I think this is a good sign, a healthy thing. But I cant help but feel guilty.
Will my angels think I dont care anymore. Will they think they dont matter to me anymore.
I know that is not the case but it just feels wrong.
The real case is that me and P have been trying to use losing our angels as a motivation to make the biggest leap of our lives and invest in a proper family home.
We own our little 2 bedroom house, but it is exactly that, little.
It is not big enough for what we desperately want, a family.
When I was pregnant we thought it would do. But now these cruel 6 months have given us a chance to try and buy a house bigger than we ever thought we could afford.
It is our dream house. Everything we have ever wanted in a house. Perfect for having kids in and perfect for Maisie.
So I am reluctant to invest too much emotion in it right now.

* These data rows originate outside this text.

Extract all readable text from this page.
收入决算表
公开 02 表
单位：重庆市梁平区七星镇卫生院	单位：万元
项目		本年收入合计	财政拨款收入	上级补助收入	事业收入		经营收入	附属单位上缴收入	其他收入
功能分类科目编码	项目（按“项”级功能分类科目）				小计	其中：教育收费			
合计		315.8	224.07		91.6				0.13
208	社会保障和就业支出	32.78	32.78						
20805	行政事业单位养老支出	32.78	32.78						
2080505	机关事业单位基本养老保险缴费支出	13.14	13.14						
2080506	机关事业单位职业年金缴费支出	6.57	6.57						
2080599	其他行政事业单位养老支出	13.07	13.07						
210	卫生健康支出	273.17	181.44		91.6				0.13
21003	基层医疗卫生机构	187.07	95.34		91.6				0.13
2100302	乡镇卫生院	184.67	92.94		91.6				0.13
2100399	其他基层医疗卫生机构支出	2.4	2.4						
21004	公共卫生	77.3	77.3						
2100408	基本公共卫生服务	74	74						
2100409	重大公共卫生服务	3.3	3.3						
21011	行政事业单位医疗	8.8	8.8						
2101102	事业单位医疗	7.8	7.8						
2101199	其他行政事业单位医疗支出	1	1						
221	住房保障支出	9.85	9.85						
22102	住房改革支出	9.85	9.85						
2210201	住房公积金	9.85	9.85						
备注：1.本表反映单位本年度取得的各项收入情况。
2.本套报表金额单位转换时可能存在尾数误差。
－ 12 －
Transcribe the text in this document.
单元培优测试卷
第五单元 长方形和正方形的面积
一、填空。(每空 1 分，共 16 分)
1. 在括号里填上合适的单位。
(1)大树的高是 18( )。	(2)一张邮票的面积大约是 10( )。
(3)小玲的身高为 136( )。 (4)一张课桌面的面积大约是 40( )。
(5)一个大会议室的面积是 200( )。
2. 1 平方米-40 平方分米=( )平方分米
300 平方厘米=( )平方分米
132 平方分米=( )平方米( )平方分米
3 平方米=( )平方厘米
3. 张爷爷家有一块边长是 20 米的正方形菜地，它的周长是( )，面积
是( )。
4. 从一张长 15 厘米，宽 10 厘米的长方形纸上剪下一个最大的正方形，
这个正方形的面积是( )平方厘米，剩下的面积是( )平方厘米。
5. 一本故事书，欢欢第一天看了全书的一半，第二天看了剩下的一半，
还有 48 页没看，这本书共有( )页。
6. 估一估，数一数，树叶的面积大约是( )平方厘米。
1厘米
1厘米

We are 25 days from finding out if it is really and treuly ours despite our offer being accepted and I find myself holding back from being excited.
If this year has taught me anything it has taught me that things that seem too good to be true usually are.
I know how it feels to have your dreams ripped away and I do not want to go there again.
I am not for one second comparing the soul destroying pain of losing a baby to not getting the dream house. I am not that shallow.
But the right family home is important to us, because family is important to us. And we want to do everything we can do to be able to enjoy our children when we are lucky enough to be blessed with their arrival.
So while my body may have robbed me of control over starting a family we hope to get back some control in choosing where we start our family.
I only hope this year ends in a happier way than it started.